Bu vedanın en büyük etkisi sanırım şu oldu: Şener Şen, basitçe bir sanatçı değil, okuldu. Zamanın içinde kaybolan bir figür değil; zamana çizgi çeken bir isimdi o. Sahneyi indirirken bile bilgeliği bıraktı. Aradığı heyecan bitince susmayı bildi.

Bugün, o kapı kapanırken, biz geride kalan izlere bakıyoruz. O iz ki görüntüler, replikler, jestlerle dolu. Ve bir ışık hâlâ sönmedi: sanatına sadakatle yaklaşan bir ustanın ışığı. Perde indi belki ama kalbimizde aydınlık kaldı.

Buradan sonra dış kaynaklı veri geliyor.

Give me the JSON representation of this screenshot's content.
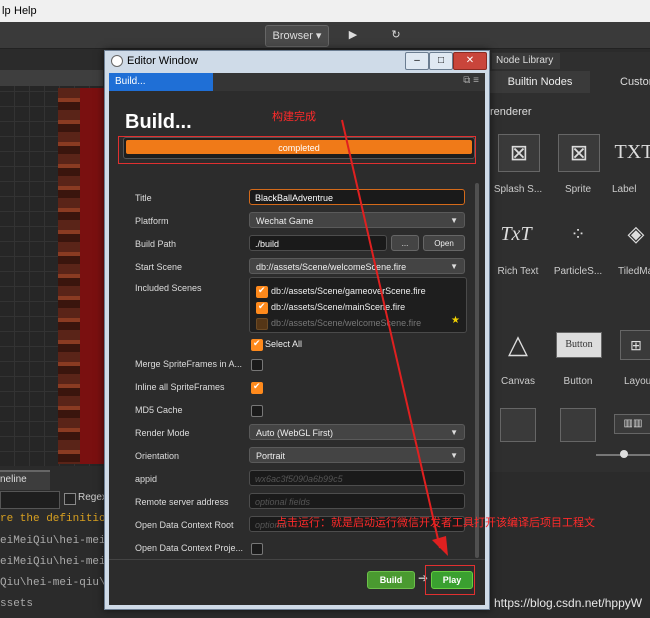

Şener Şen, teşekkür ederiz… Size yakışan duruş için, verdiğiniz emek için, bize tanıttığınız karakterler için… Gidiyorsunuz ama ardınızda kalbin tam merkezine düşen bir mührü bırakarak. Sessiz bir veda, düzgün bir yaşamın, derin bir iz bırakabilmenin ne olduğunu bize öğretmiş oldunuz.